Macy’s Inc. reported January same-store sales rose 3.4%.
Total sales also rose 3.4%, to $1.26 billion. Macy’s also said it’s raising its
fourth-quarter earnings target to $1.35 to $1.37 a share, excluding
restructuring-related costs. The company had expected earnings of $1.14 to
$1.18 a share.

For the 13-week fourth quarter of fiscal 2009, Macy’s, Inc.’s sales totaled
$7.851 billion, down 1.0% from total sales of $7.934 billion for the final 13
weeks of 2008. On a same-store basis, the company’s fourth quarter sales were
down 0.8%. This is better than the company’s guidance for fourth quarter sales
to be down between 1% and 2%.

Online sales (macys.com and bloomingdales.com combined) were up 23.9% in January,
26.6% in the fourth quarter and 19.6% for fiscal 2009. Online sales positively
affected the company’s same-store sales by 0.7%age points in the fourth quarter
and 0.6%age points in fiscal 2009 as a whole. Online sales are included in the
same-store sales calculation for Macy’s, Inc.

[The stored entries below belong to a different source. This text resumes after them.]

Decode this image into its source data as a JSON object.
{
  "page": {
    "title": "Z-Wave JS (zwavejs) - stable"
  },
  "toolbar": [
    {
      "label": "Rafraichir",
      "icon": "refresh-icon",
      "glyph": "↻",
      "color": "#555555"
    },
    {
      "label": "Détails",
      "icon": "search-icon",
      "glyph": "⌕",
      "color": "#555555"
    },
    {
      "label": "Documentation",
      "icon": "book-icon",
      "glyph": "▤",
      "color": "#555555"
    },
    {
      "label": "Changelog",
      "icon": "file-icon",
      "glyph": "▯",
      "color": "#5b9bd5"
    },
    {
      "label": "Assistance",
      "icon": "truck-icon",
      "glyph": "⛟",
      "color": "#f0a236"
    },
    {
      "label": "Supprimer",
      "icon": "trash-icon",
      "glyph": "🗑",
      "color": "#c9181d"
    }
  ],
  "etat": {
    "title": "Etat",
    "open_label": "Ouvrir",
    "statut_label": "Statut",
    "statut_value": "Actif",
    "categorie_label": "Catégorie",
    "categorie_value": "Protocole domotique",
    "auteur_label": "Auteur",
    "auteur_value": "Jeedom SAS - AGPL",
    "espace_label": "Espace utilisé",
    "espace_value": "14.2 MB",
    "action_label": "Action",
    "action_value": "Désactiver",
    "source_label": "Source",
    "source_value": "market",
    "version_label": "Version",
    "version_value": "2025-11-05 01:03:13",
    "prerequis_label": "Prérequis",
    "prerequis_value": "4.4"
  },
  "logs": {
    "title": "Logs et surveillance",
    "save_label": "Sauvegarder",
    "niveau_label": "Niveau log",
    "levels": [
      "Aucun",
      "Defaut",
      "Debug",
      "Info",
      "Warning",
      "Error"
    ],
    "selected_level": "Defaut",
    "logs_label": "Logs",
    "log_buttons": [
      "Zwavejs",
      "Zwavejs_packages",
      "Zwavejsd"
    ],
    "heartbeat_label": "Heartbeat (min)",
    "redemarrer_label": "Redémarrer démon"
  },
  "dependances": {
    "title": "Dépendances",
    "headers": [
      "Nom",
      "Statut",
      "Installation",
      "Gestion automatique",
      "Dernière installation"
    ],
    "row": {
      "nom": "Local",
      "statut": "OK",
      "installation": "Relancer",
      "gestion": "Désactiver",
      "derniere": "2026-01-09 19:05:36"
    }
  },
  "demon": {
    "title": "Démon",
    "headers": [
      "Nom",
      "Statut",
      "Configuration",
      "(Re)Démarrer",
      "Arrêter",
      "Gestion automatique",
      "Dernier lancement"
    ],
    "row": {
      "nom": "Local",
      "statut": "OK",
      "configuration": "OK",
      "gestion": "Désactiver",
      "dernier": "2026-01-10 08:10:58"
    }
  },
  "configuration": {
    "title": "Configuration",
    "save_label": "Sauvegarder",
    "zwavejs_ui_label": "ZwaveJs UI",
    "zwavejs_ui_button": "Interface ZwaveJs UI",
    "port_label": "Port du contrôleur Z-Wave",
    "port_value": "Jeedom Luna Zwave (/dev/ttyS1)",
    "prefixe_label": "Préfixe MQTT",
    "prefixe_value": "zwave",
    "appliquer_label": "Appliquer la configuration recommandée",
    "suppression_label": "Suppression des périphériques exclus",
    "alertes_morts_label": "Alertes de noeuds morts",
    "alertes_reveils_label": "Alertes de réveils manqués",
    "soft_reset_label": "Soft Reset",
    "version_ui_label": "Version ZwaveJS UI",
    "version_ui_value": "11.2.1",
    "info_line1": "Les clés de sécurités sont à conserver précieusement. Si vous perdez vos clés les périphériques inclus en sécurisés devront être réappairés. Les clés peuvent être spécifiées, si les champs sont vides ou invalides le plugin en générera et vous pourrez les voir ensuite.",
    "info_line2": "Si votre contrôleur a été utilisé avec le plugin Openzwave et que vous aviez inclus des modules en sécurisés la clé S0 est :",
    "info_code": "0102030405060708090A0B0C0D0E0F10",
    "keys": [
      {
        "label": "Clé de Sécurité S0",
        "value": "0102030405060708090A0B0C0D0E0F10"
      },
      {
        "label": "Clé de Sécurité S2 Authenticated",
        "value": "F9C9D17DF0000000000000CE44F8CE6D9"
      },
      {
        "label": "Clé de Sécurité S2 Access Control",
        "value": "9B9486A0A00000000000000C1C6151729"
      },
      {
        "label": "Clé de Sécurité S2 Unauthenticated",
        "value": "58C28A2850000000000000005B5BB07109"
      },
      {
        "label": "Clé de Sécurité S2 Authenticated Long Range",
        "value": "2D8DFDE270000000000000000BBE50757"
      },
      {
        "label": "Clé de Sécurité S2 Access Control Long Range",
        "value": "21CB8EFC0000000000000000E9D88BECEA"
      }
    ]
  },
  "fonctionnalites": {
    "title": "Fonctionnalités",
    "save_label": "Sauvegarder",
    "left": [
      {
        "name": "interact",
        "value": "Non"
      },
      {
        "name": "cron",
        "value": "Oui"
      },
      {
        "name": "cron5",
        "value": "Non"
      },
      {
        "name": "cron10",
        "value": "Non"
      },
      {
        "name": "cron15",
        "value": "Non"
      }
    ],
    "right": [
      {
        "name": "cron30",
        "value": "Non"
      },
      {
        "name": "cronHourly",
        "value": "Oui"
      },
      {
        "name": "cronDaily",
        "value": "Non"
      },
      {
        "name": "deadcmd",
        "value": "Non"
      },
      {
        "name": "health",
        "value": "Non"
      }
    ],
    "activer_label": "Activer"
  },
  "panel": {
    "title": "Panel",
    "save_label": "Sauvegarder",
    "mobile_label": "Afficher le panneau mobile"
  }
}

“Our fiscal year ended on a strong note, with performance throughout the
fourth quarter driven by the unified organizational structure implemented at
Macy’s in 2009, as well as continued success in our My Macy’s localization
strategy,” said Terry J. Lundgren, chairman, president and chief executive
officer of Macy’s, Inc. “Through these two initiatives, as well as a
strong sales performance at Bloomingdale’s, we have been able to improve our
sales trend, manage expenses, increase margins and accelerate cash flow – all
of which have contributed to earnings that are higher than we had anticipated.

“Our company’s sales and earnings results for the month and quarter
reinforce the confidence we have in the strategic direction of our business.
It’s noteworthy that all 10 of Macy’s top-performing geographic markets in 2009
were original My Macy’s pilot districts, indicating ongoing momentum from the
process of tailoring local assortments and shopping experiences as this
strategy is rolling out nationally,” Lundgren said. “Now that we have
implemented fundamental changes to Macy’s operating and organization structure
in 2009, we are moving into 2010 firmly focused on the execution of our strategies.”

Given the better-than-expected sales, expense management and gross margins, as
well as a favorable tax settlement (see below), Macy’s, Inc. increased its
previously provided earnings guidance for the fourth quarter of 2009. The
company now expects fourth quarter earnings per share on a diluted basis to be
$1.35 to $1.37, excluding restructuring-related costs, compared with previous
guidance of $1.14 to $1.18 per share. For fiscal 2009 as a whole, management
expects earnings per share on a diluted basis to be $1.36 to $1.38, excluding
restructuring-related costs, compared with previous guidance of $1.15 to $1.19
per share.

Included in the new fourth quarter guidance is a non-cash credit resulting from
the settlement of the company’s federal income tax examinations for fiscal
years 2006, 2007, and 2008. The credit, which is primarily attributable to the
disposition of former subsidiaries, will reduce income tax expense by
approximately $21 million and contribute 5 cents per diluted share to fourth
quarter earnings.

For fiscal 2009 as a whole, Macy’s, Inc. sales totaled $23.491 billion, down
5.6% from total sales of $24.892 billion in fiscal 2008. On a same-store basis,
Macy’s, Inc.’s fiscal 2009 sales were down 5.3%.